Risk aversion in RDEU

Abstract

Various notions of risk aversion can be distinguished for the class of rank-dependent expected utility ( RDEU) preferences. We discuss the relationships amongst five of these, and describe simple (testable) characterizations in terms of elementary probability transformations for all but the weakest notion. The paper also provides the first complete characterization of the RDEU orderings that are risk-averse in the sense of Jewitt [Jewitt, I., 1989. Choosing between risky prospects: the characterization of comparative static results and location independent risk. Management Science 35, 60–70]. We also extend Chew et al.’s [Chew, S.H., Karni, E., Safra, Z., 1987. Risk aversion in the theory of utility with rank-dependent probabilities. Journal of Economic Theory 42, 370–381] important characterization of strong risk aversion [Rothschild, M., Stiglitz, J.E., 1970. Increasing risk: I. A definition.
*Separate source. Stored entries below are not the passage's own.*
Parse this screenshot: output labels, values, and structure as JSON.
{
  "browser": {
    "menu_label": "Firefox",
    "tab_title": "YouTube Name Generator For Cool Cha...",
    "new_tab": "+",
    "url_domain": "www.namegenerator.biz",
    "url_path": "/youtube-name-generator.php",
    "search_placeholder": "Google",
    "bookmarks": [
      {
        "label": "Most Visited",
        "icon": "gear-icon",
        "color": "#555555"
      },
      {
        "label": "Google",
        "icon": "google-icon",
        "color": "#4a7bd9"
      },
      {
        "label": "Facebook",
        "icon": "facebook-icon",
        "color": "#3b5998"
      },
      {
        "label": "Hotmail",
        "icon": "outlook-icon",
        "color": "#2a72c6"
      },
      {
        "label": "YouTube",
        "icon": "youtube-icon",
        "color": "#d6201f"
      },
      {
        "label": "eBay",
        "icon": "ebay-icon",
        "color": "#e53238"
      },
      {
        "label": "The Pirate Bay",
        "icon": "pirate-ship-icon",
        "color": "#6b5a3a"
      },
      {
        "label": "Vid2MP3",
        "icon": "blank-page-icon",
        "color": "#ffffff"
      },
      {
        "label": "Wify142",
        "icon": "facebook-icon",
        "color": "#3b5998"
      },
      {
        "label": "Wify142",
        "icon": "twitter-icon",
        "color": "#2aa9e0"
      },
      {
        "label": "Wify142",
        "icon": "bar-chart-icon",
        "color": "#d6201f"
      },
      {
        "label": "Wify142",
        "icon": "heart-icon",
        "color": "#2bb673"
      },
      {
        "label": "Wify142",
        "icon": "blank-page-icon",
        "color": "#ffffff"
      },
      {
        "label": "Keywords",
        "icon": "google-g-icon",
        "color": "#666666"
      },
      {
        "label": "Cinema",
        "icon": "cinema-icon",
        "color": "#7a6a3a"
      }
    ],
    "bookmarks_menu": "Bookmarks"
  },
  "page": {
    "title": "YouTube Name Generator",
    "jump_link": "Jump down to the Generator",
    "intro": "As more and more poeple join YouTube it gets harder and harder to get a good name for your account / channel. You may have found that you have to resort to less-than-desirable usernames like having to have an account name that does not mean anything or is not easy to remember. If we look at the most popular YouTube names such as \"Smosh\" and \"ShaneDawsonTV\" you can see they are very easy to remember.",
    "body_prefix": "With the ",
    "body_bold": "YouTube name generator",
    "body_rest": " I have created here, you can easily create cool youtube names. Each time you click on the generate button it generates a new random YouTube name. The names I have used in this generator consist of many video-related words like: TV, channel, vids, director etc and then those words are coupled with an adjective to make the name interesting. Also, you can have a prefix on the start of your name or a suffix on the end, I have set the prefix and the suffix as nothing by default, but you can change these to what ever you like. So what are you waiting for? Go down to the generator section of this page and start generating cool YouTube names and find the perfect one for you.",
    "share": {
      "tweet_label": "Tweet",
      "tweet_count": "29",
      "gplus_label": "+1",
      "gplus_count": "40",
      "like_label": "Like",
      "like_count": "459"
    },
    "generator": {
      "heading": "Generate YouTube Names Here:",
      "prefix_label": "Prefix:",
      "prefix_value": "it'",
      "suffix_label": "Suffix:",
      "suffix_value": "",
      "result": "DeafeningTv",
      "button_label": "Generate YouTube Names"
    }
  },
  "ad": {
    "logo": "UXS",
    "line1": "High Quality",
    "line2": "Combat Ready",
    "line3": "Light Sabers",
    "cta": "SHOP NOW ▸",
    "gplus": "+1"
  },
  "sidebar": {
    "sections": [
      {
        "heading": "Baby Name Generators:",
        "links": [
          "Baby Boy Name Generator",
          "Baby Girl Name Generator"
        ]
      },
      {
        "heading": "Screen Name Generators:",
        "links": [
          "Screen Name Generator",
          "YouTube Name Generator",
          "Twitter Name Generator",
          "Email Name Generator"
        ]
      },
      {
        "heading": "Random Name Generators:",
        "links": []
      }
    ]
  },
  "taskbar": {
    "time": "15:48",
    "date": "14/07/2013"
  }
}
Journal of Economic Theory 2, 225–243] by relaxing strict monotonicity and differentiability assumptions, and allowing for discontinuities in the probability transformation function. The important special case of maximin choice falls within this relaxed RDEU class. It is shown that any strongly risk-averse RDEU order is a convex combination of maximin and another RDEU order with concave utility and continuous, concave probability transformation. Our proof of the result on strong risk aversion is also simpler (as well as more general) than that of Chew et al. [Chew, S.H., Karni, E., Safra, Z., 1987. Risk aversion in the theory of utility with rank-dependent probabilities. Journal of Economic Theory 42, 370–381].